Problem 4 of USA Mathematical Olympiad 1979

Show how to construct a chord FPE of a given angle A through a fixed point P within the angle A such that (1/FP) + (1/PE) is a maximum.

Solution by Steve Dinh, a.k.a. Vo Duc Dien Let EP = p, FP = q, AF = a, AP = l, AE = b, ∠EAP = α, ∠FAP = ε, ∠EPA = η, ∠EFA = γ. Extend FE and from A draw a perpendicular line to intercept this extension at G. Let AG = h.

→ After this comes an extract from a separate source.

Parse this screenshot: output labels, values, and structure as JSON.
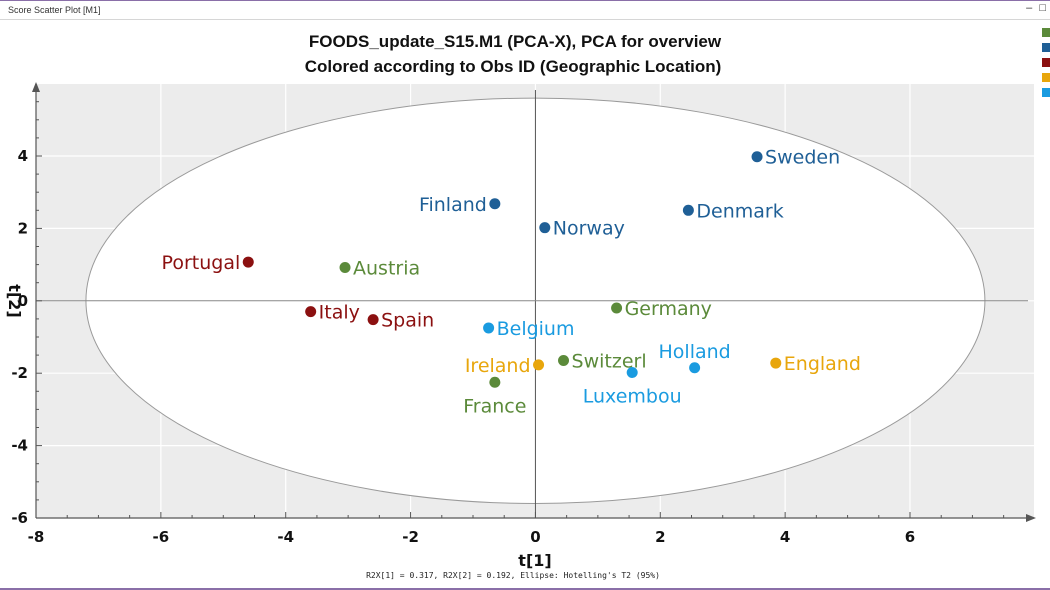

1/EP + 1/FP = 1/p + 1/q = (p + q)/ (pq)

Applying the law of the sine function, we obtain (p + q)/sin(α + ε) = b /sinγ and b/p = sinη /sinα or

(p + q)/ (pq) = bsin(α + ε) / (pqsinγ) = sin(α + ε)sinη /(q sinγ sinα)

but α and ε are constants, so 1/p + 1/q is maximum when sinη /(q sinγ) is maximum.

We also have sinη = h/l and sinγ = h/a and now sinη/(q sinγ) = ha/(qlh) = a/(ql) but l is constant, so a/(ql) is maximum is when ratio a/q is maximum.

a/q = sin(180° - η)/sinε = sinη/sinε and with angle ε fixed, a/q is maximum when sinη is maximum or is equal to 1 when η = 90° as line MN represents.